Big Data Framework 大数据框架
Apache Hadoop is an open-source framework for distributed storage and processing of large sets of data using a cluster of commodity hardware. It's known for its Hadoop Distributed File System (HDFS) and its processing engine (MapReduce). Hadoop enables businesses to quickly gain insights from massive data sets by distributing the data and processing across multiple machines. 一个开源框架，用于使用商用硬件集群分布式存储和处理大量数据。它以其 Hadoop 分布式文件系统 (HDFS) 及其处理引擎 (MapReduce) 而闻名。 Hadoop 使企业能够通过在多台机器上分布数据和处理来快速从海量数据集中获得洞察。

Hive

Data Warehousing 数据仓库
Apache Hive is a data warehousing project built on top of Hadoop, providing a SQL-like language known as HiveQL. Hive allows professionals who are familiar with SQL to run queries on large-scale data stored in Hadoop HDFS. It facilitates reading, writing, and managing large datasets residing in distributed storage using SQL-like syntax, making the transition from SQL to big data smooth. 一个构建在 Hadoop 之上的数据仓库项目，提供一种类似 SQL 的语言，称为 HiveQL。 Hive 允许熟悉 SQL 的专业人员对 Hadoop HDFS 中存储的大规模数据运行查询。它有助于使用类似 SQL 的语法读取、写入和管理驻留在分布式存储中的大型数据集，从而使从 SQL 到大数据的过渡顺利。

Google Big Query

Fully-managed, Serverless Data Warehouse 完全托管的无服务器数据仓库
Google BigQuery is an OLAP system similar to Spark and Hive.
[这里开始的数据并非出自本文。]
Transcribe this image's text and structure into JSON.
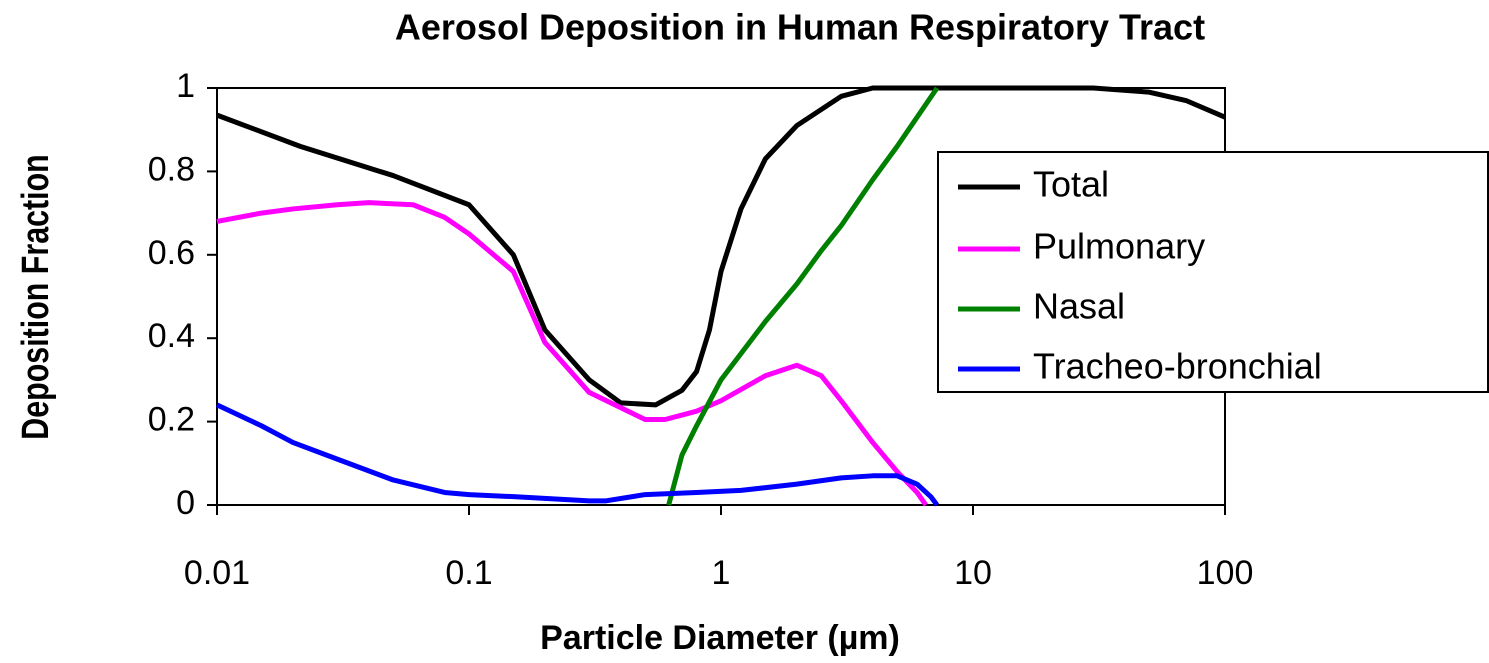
{
  "chart_data": {
    "type": "line",
    "title": "Aerosol Deposition in Human Respiratory Tract",
    "xlabel": "Particle Diameter (µm)",
    "ylabel": "Deposition Fraction",
    "xscale": "log",
    "xlim": [
      0.01,
      100
    ],
    "xticks": [
      0.01,
      0.1,
      1,
      10,
      100
    ],
    "ylim": [
      0,
      1
    ],
    "yticks": [
      0,
      0.2,
      0.4,
      0.6,
      0.8,
      1
    ],
    "grid": false,
    "legend": "right",
    "series": [
      {
        "name": "Total",
        "color": "#000000",
        "x": [
          0.01,
          0.0214,
          0.05,
          0.1,
          0.15,
          0.2,
          0.3,
          0.4,
          0.55,
          0.7,
          0.8,
          0.9,
          1.0,
          1.2,
          1.5,
          2,
          3,
          4,
          30,
          50,
          70,
          100
        ],
        "values": [
          0.935,
          0.86,
          0.79,
          0.72,
          0.6,
          0.42,
          0.3,
          0.245,
          0.24,
          0.275,
          0.32,
          0.42,
          0.56,
          0.71,
          0.83,
          0.91,
          0.98,
          1.0,
          1.0,
          0.99,
          0.97,
          0.93
        ]
      },
      {
        "name": "Pulmonary",
        "color": "#ff00ff",
        "x": [
          0.01,
          0.015,
          0.02,
          0.03,
          0.04,
          0.06,
          0.08,
          0.1,
          0.15,
          0.2,
          0.3,
          0.5,
          0.6,
          0.8,
          1.0,
          1.5,
          2,
          2.5,
          3,
          4,
          5,
          6,
          6.5
        ],
        "values": [
          0.68,
          0.7,
          0.71,
          0.72,
          0.725,
          0.72,
          0.69,
          0.65,
          0.56,
          0.39,
          0.27,
          0.205,
          0.205,
          0.225,
          0.25,
          0.31,
          0.335,
          0.31,
          0.25,
          0.15,
          0.08,
          0.03,
          0.0
        ]
      },
      {
        "name": "Nasal",
        "color": "#008000",
        "x": [
          0.62,
          0.7,
          0.8,
          1.0,
          1.5,
          2,
          2.5,
          3,
          4,
          5,
          7.2
        ],
        "values": [
          0.0,
          0.12,
          0.19,
          0.3,
          0.44,
          0.53,
          0.61,
          0.67,
          0.78,
          0.86,
          1.0
        ]
      },
      {
        "name": "Tracheo-bronchial",
        "color": "#0000ff",
        "x": [
          0.01,
          0.015,
          0.02,
          0.03,
          0.05,
          0.08,
          0.1,
          0.15,
          0.3,
          0.35,
          0.5,
          0.8,
          1.2,
          2,
          3,
          4,
          5,
          6,
          6.8,
          7.2
        ],
        "values": [
          0.24,
          0.19,
          0.15,
          0.11,
          0.06,
          0.03,
          0.025,
          0.02,
          0.01,
          0.01,
          0.025,
          0.03,
          0.035,
          0.05,
          0.065,
          0.07,
          0.07,
          0.05,
          0.02,
          0.0
        ]
      }
    ]
  }
}
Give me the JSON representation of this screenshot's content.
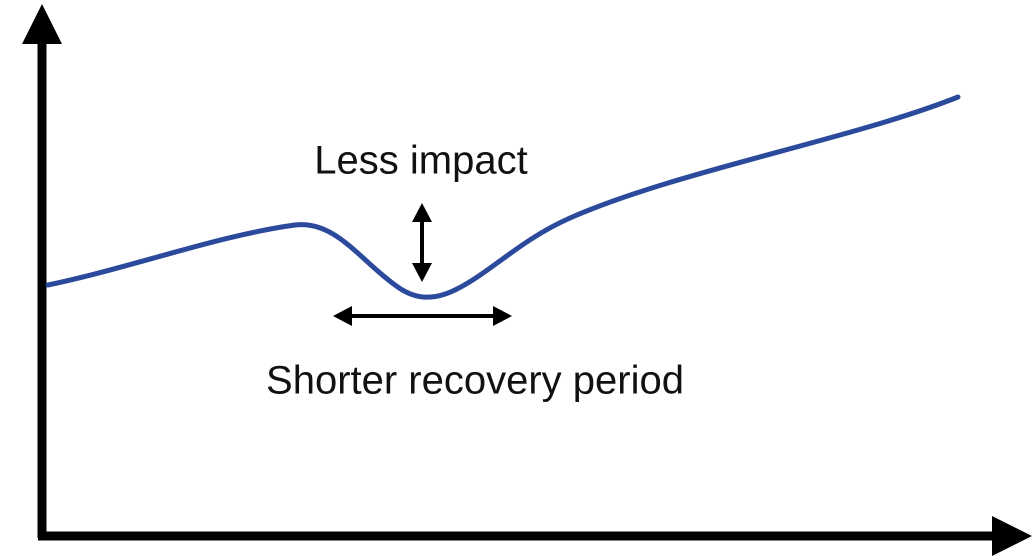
{
  "annotations": {
    "impact": "Less impact",
    "recovery": "Shorter recovery period"
  }
}
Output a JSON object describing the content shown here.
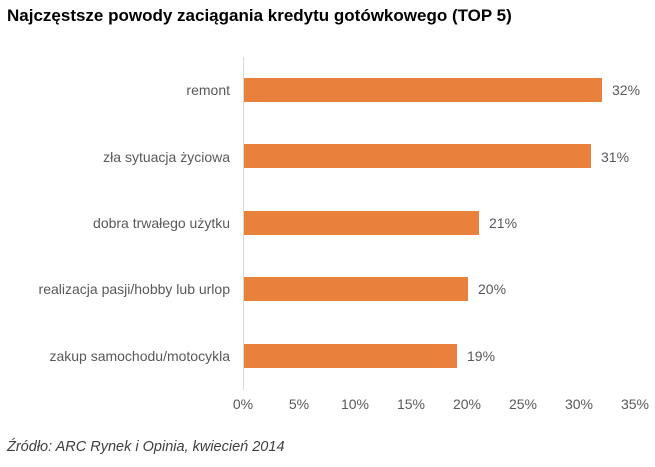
{
  "chart_data": {
    "type": "bar",
    "orientation": "horizontal",
    "title": "Najczęstsze powody zaciągania kredytu gotówkowego (TOP 5)",
    "categories": [
      "remont",
      "zła sytuacja życiowa",
      "dobra trwałego użytku",
      "realizacja pasji/hobby lub urlop",
      "zakup samochodu/motocykla"
    ],
    "values": [
      32,
      31,
      21,
      20,
      19
    ],
    "value_labels": [
      "32%",
      "31%",
      "21%",
      "20%",
      "19%"
    ],
    "x_ticks": [
      "0%",
      "5%",
      "10%",
      "15%",
      "20%",
      "25%",
      "30%",
      "35%"
    ],
    "xlim": [
      0,
      35
    ],
    "xlabel": "",
    "ylabel": "",
    "grid": false,
    "legend": false,
    "bar_color": "#e8813c",
    "label_color": "#595959",
    "axis_line_color": "#d9d9d9",
    "source_note": "Źródło: ARC Rynek i Opinia, kwiecień 2014"
  }
}
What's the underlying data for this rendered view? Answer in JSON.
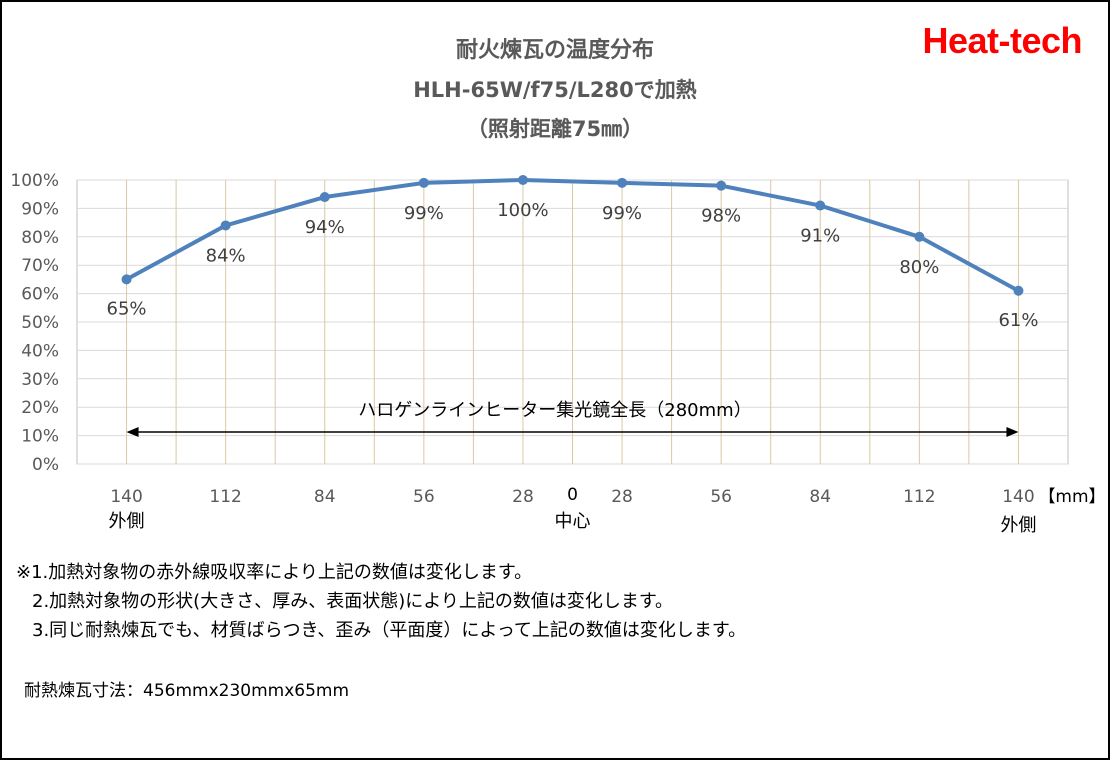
{
  "chart_data": {
    "type": "line",
    "title": "耐火煉瓦の温度分布",
    "subtitle": "HLH-65W/f75/L280で加熱",
    "subtitle2": "（照射距離75㎜）",
    "categories": [
      "140",
      "112",
      "84",
      "56",
      "28",
      "28",
      "56",
      "84",
      "112",
      "140"
    ],
    "center_tick": "0",
    "values": [
      65,
      84,
      94,
      99,
      100,
      99,
      98,
      91,
      80,
      61
    ],
    "data_labels": [
      "65%",
      "84%",
      "94%",
      "99%",
      "100%",
      "99%",
      "98%",
      "91%",
      "80%",
      "61%"
    ],
    "ylim": [
      0,
      100
    ],
    "y_ticks": [
      "0%",
      "10%",
      "20%",
      "30%",
      "40%",
      "50%",
      "60%",
      "70%",
      "80%",
      "90%",
      "100%"
    ],
    "x_unit": "【mm】",
    "x_sub_labels": {
      "left": "外側",
      "center": "中心",
      "right": "外側"
    },
    "annotation": "ハロゲンラインヒーター集光鏡全長（280mm）",
    "line_color": "#4f81bd",
    "grid": true
  },
  "brand": "Heat-tech",
  "brand_color": "#ff0000",
  "notes": [
    "※1.加熱対象物の赤外線吸収率により上記の数値は変化します。",
    "2.加熱対象物の形状(大きさ、厚み、表面状態)により上記の数値は変化します。",
    "3.同じ耐熱煉瓦でも、材質ばらつき、歪み（平面度）によって上記の数値は変化します。"
  ],
  "dimensions": "耐熱煉瓦寸法：456mmx230mmx65mm"
}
It supports both stream and batch data analysis. Fully Managed by Google, there's no need to worry about system operations and maintenance. Google BigQuery 是一个OLAP系统，支持流数据和批数据分析，类似于Spark和Hive，但完全由Google托管，无需担心系统和运维。
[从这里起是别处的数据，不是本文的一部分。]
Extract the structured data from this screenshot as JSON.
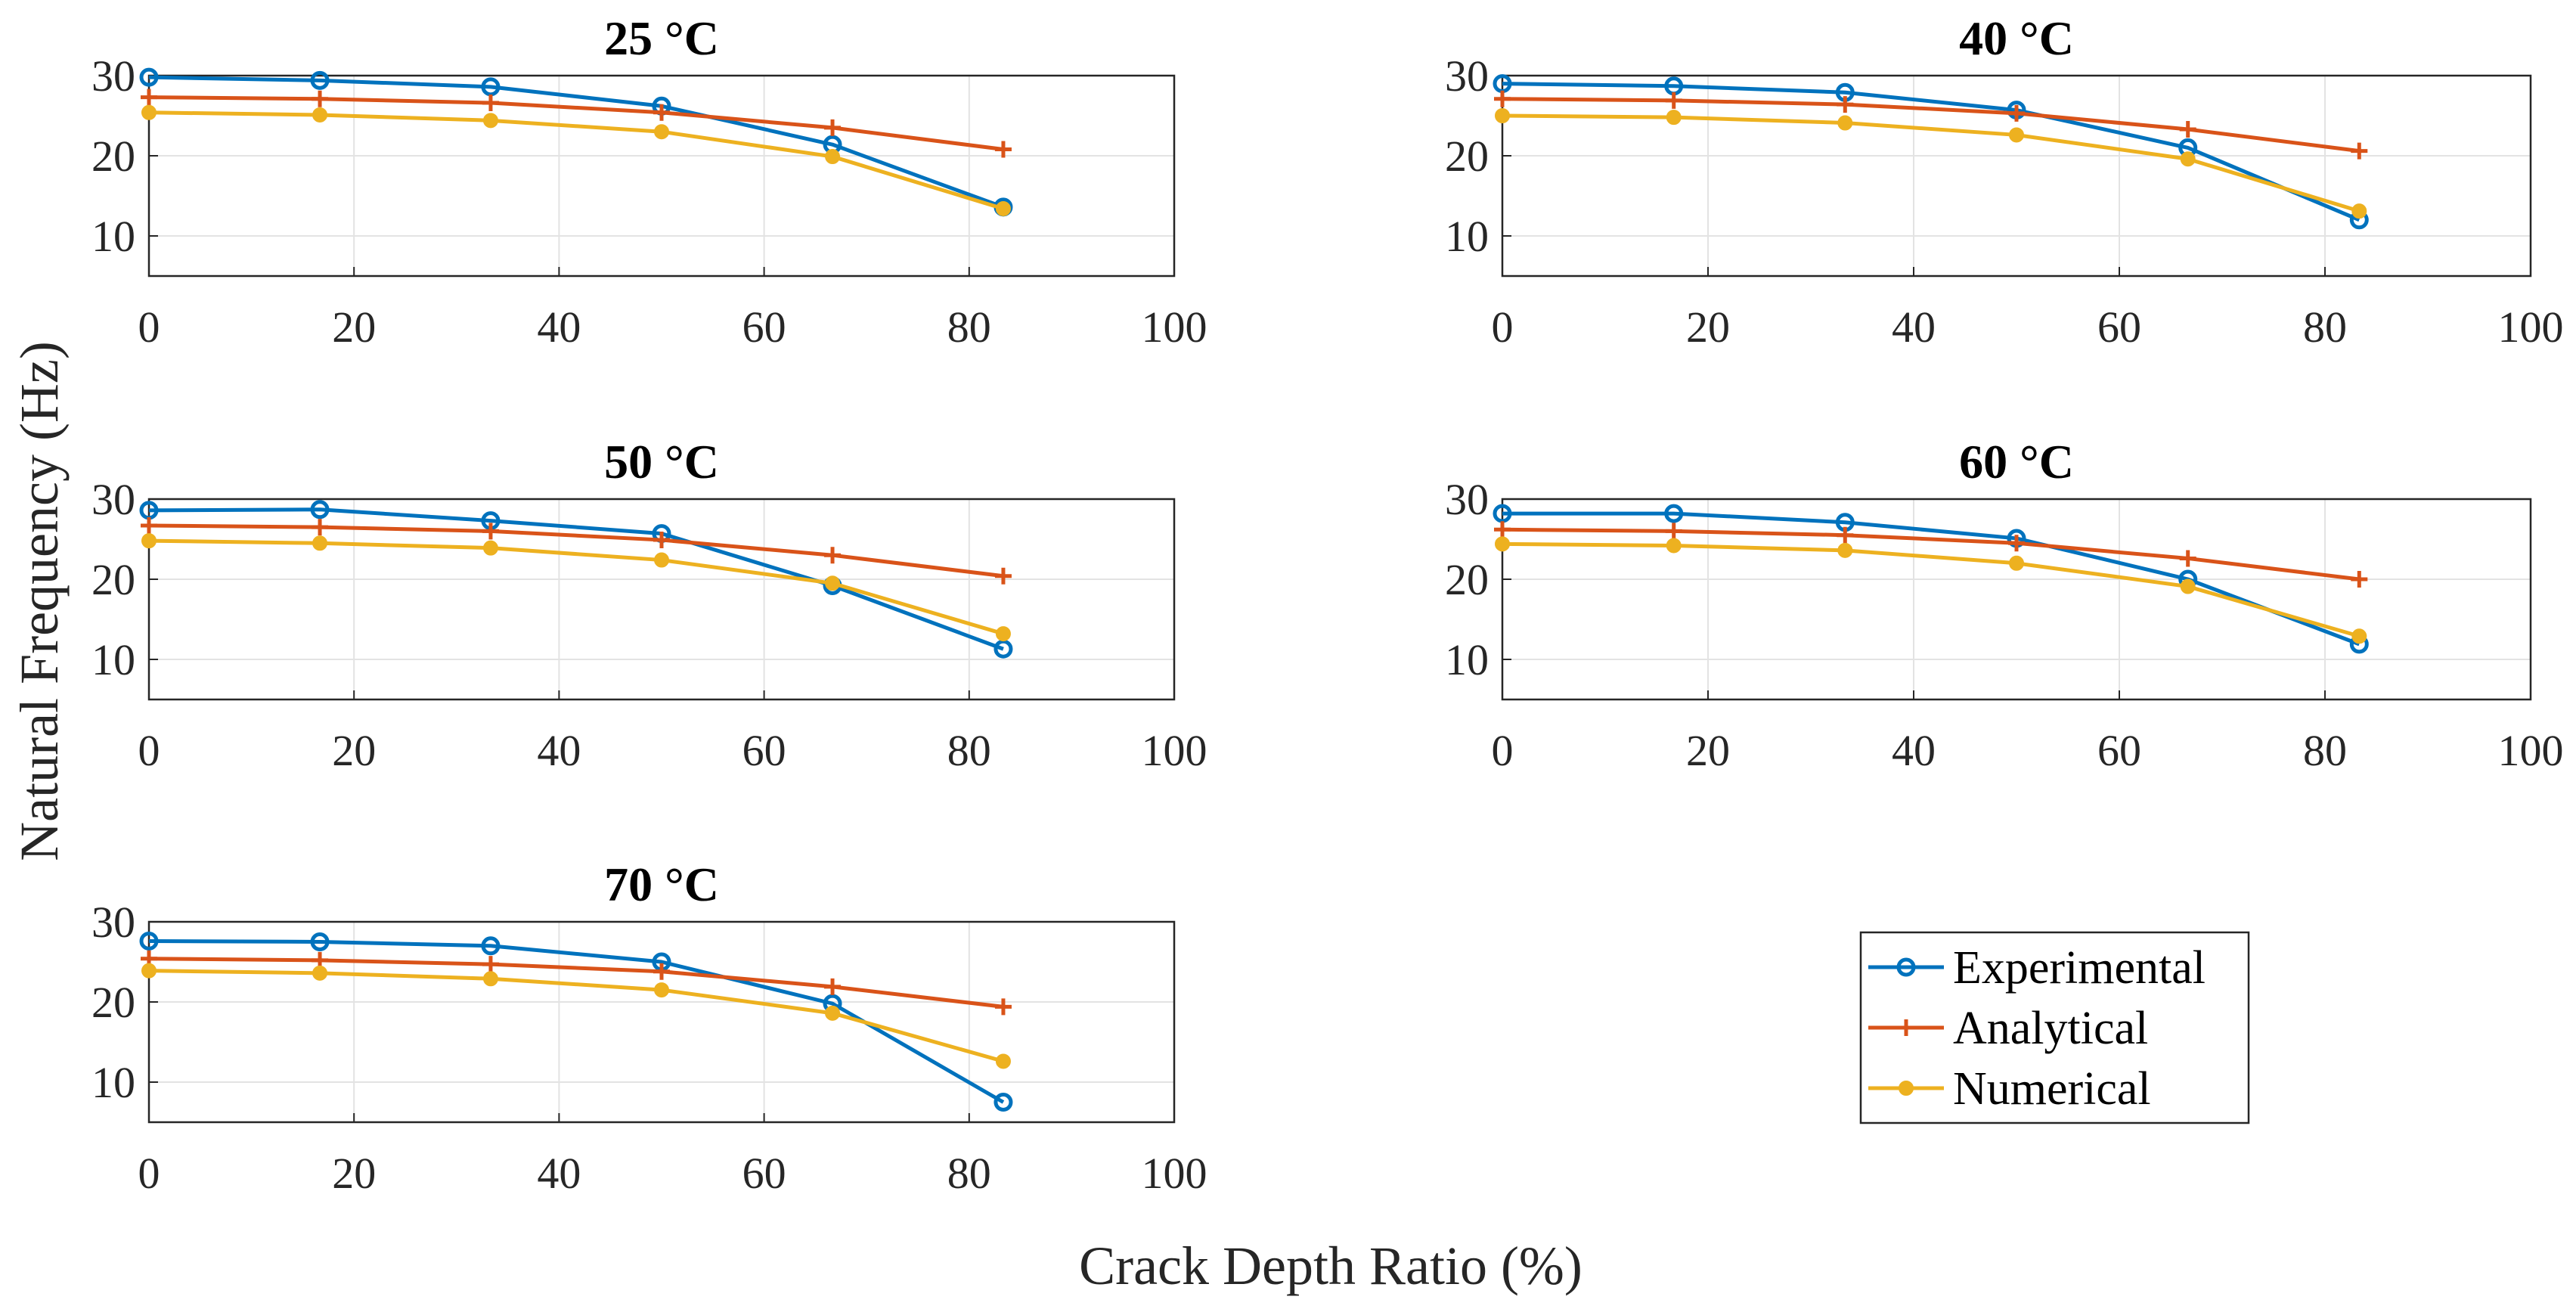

Read Kafka Data to BigQuery

import com.google.cloud.bigquery.*;
import org.apache.kafka.clients.consumer.Consumer;
import org.apache.kafka.clients.consumer.ConsumerConfig;
import org.apache.kafka.clients.consumer.ConsumerRecords;
import org.apache.kafka.clients.consumer.KafkaConsumer;

import java.time.Duration;
import java.util.Arrays;
import java.util.Properties;

public class KafkaToBigQuery {

    private static final String BOOTSTRAP_SERVERS = "your_kafka_servers";
    private static final String TOPIC = "your_topic_name";
    private static final String GROUP_ID = "your_consumer_group";
    private static final String DATASET_NAME = "your_dataset_name";
    private static final String TABLE_NAME = "your_table_name";

    public static void main(String[] args) {

        // Kafka setup
        Properties properties = new Properties();
        properties.put(ConsumerConfig.BOOTSTRAP_SERVERS_CONFIG, BOOTSTRAP_SERVERS);
        properties.put(ConsumerConfig.GROUP_ID_CONFIG, GROUP_ID);
        properties.put(ConsumerConfig.KEY_DESERIALIZER_CLASS_CONFIG, "org.apache.kafka.common.serialization.StringDeserializer");
        properties.put(ConsumerConfig.VALUE_DESERIALIZER_CLASS_CONFIG, "org.apache.kafka.common.serialization.StringDeserializer");

        Consumer<String, String> consumer = new KafkaConsumer<>(properties);
        consumer.subscribe(Arrays.asList(TOPIC));

        // BigQuery setup
        BigQuery bigquery = BigQueryOptions.getDefaultInstance().getService();
        TableId tableId = TableId.of(DATASET_NAME, TABLE_NAME);

        while (true) {
            ConsumerRecords<String, String> records = consumer.poll(Duration.ofMillis(100));

            records.forEach(record -> {
                InsertAllRequest.Builder builder = InsertAllRequest.newBuilder(tableId);

                // Convert Kafka record value to a BigQuery row
                builder.addRow(ImmutableMap.of(
                    "column_name_1", record.key(),
                    "column_name_2", record.value()
                ));

                InsertAllResponse response = bigquery.insertAll(builder.build());

                if (response.hasErrors()) {
                    // Handle errors here...
                    System.out.println("Error inserting rows to BigQuery");
                }
            });
        }
    }
}

Google Dataflow

Google Cloud Dataflow is a fully managed stream and batch data processing service on Google Cloud. Built on Apache Beam SDK, it's a unified model for defining both batch and stream processing tasks. Automatic scaling and no cluster management are among its key features. Google Cloud Dataflow 是 Google Cloud 上的一个完全托管的流和批数据处理服务。基于 Apache Beam SDK，它提供了一个统一的模型，用于定义批处理和流处理任务。自动扩展和无需集群管理是其主要特点。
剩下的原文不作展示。